The visa policy of Palestine refers to specific entry conditions a visitor must meet to enter Palestine. There are no visa conditions imposed on foreign nationals other than those imposed by the visa policy of Israel.

Access to the West Bank is controlled by the Government of Israel and access to Gaza is controlled by Hamas. Visitors who enter via Allenby Bridge-King Hussein border crossing and make their connections to the West Bank or plans to travel to the West Bank may be given an entry stamp that permits travel only in Palestinian Authority-controlled areas of the West Bank.

Exiting Gaza via the Erez crossing into Israel requires both an exit permit from Hamas and an entry permit from Israel.
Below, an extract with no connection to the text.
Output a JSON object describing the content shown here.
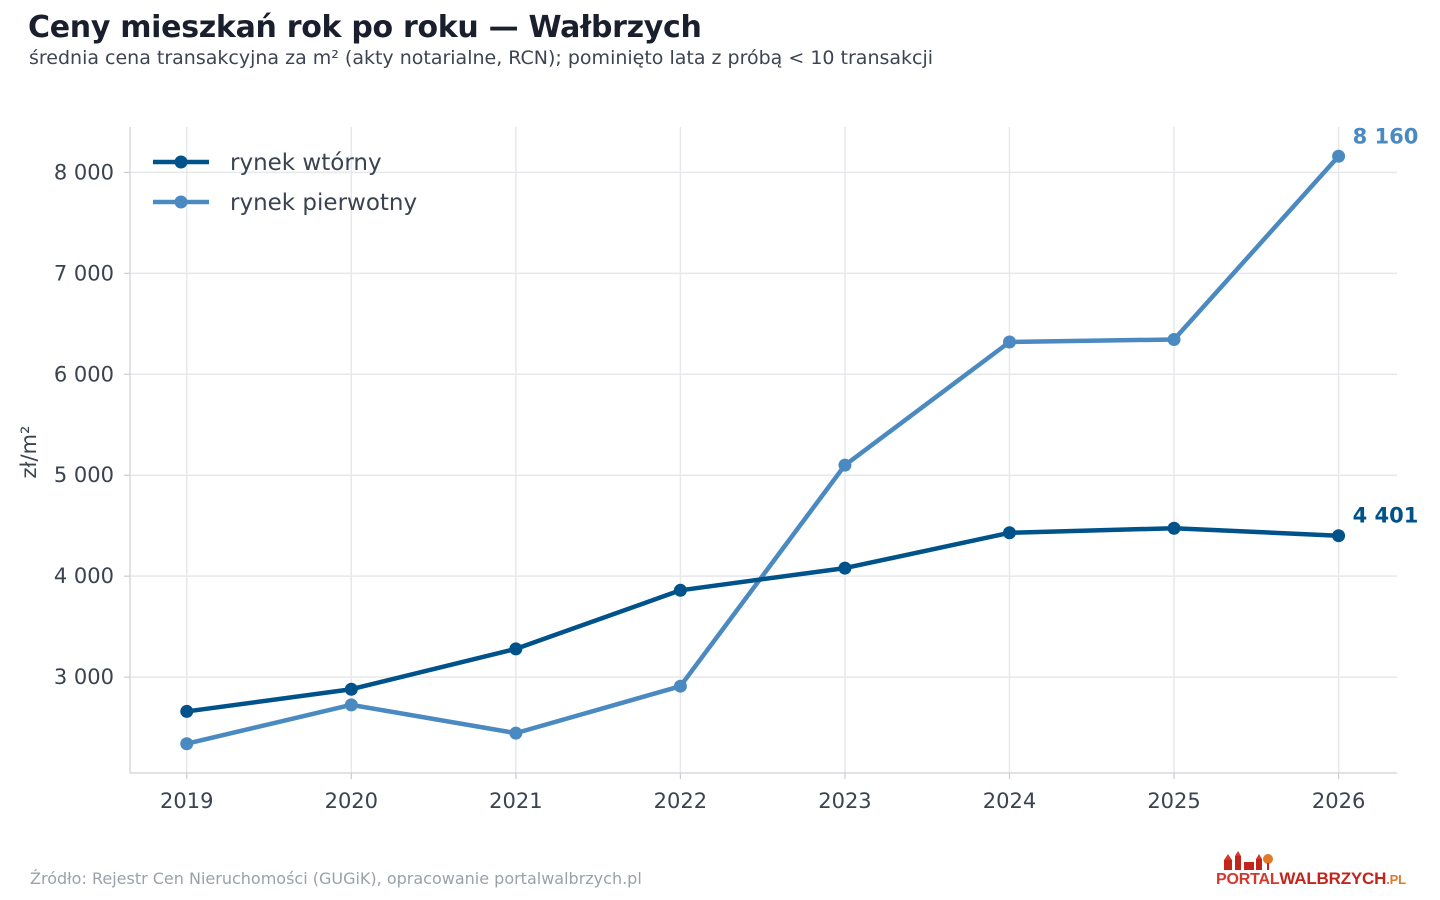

Israel grants permission primarily to those seeking medical care, but also to some merchants, people working in Israel, and students and athletes going abroad. 2,500 Gaza residents entered Israel via the Erez crossing in December, 2019. Exit through the Rafah border crossing into Egypt is unpredictable and requires prior permission from Egyptian authorities. The crossing often closes for extended time periods in which visitors are unable to leave Gaza Strip.

While crossing border from Jordan into Israel and West Bank, visitors of Palestinian origin need a Palestinian passport or travel document in order to leave and may enter only via Allenby Bridge. Meanwhile, Israeli passport holders are not allowed to enter via Allenby Border Crossing and may only use Jordan River Crossing and Yitzhak Rabin Crossing instead.